Étant dans la production audio-visuelle, j'ai besoin d'un disque dur qui "emmanche", donc j'ai investi dans un SSD interne de 500Go de marque "Crucial". J'aimerai donc seulement intervertir les deux disques durs et avoir le SSD comme disque de démarrage.

---------- Nouveau message ajouté à 16h27 ---------- Le message précédent a été envoyé à 16h22 ----------

Quand je lance l'installation à partir du DVD, pas besoin d'ID apple effectivement, mais c'est la que s'affiche " Mac OS X ne peut être installé sur cet ordinateur". 

Et quand je tente la deuxième solution qui est de créer un clone a partir du disque sata où y est installé OS X 10.8.5, là on me demande l'ID, afin de le réinstaller sur l'autre disque (le ssd). 

J'essaie d'être le plus clair possible, mais c'est pas évident.


----------



## pascalformac (20 Mai 2014)

aaah déjà c'est mieux

ok des remarques
* ce ML n'est PAS à toi et ne sera jamais à toi
( lié à l'acheteur de ML , pas transmissible)

mais  rien ne t'empêchera d'installer mavericks 
(gratuit)

une des voies serait de completement reformater un disque pour y installer SL 
(du dvd gris)
puis monter en mavericks

note 
peut etre que le vendeur ne t'a pas filé les BONS dvd gris !!!

car les macpro 20*10 *etaient selon mactracker vendus avec 10.6.*4* ou un 10.7

( les macpro de 2009 eux furent vendus avec soit 10.5 soit 10.6, et n'avaient pas 6 coeurs mais 4)

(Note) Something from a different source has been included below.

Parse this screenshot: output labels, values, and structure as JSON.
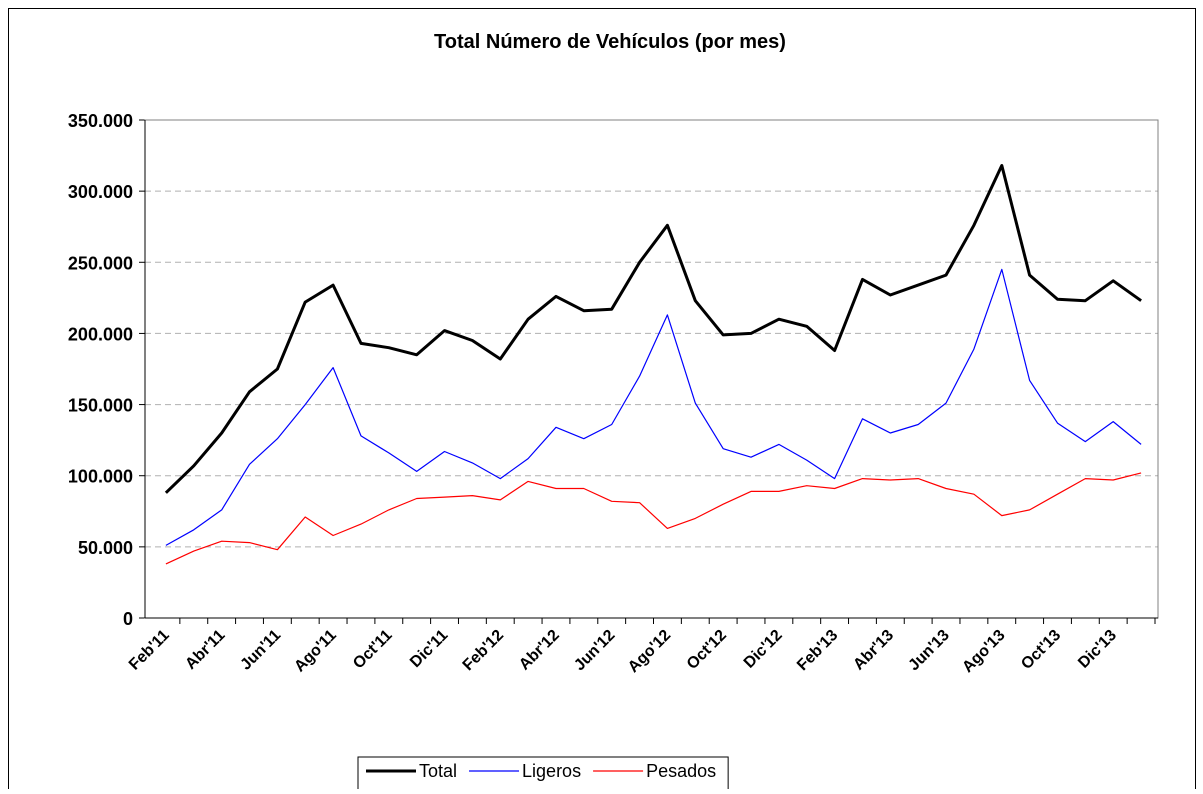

ca peut etre important car il est IMPOSSIBLE d'installer un OS anterieur à celui mis à l'usine
donc verifier à fond
(il est possible que mactracker se trompe mais c'est très très rare et les erreurs sont corrigées)

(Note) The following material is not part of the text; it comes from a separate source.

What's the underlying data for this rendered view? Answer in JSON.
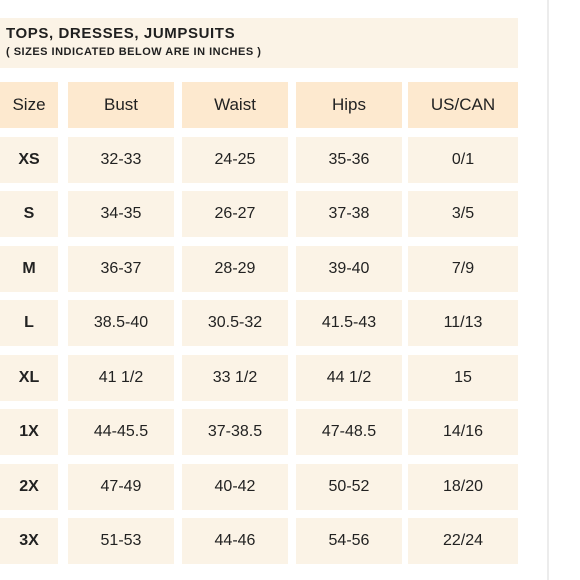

lien pour cette merveille de mactracker
http://www.mactracker.ca/


----------



## apzmoze (20 Mai 2014)

D'accord, donc en imaginant que ce ne soit pas le bon DVD, comment puis-je faire?  (A part redemander le bon au vendeur)

J'ai essayé aussi de retirer le sata d'origine (plutôt que de le formater), laissé que le ssd dans le mac, mais toujours ce problème d'OS X "qui ne peut pas être installé sur cet ordinateur." Je n'arrive pas à comprendre.

---------- Nouveau message ajouté à 16h48 ---------- Le message précédent a été envoyé à 16h45 ----------

Ah d'accord cela expliquerait le problème... La version serait antérieur à celle d'origine. Enfin c'est ce qui me paraît le plus probable du coup.


----------



## pascalformac (20 Mai 2014)

apzmoze a dit:


> Ah d'accord cela expliquerait le problème... La version serait antérieur à celle d'origine. Enfin c'est ce qui me paraît le plus probable du coup.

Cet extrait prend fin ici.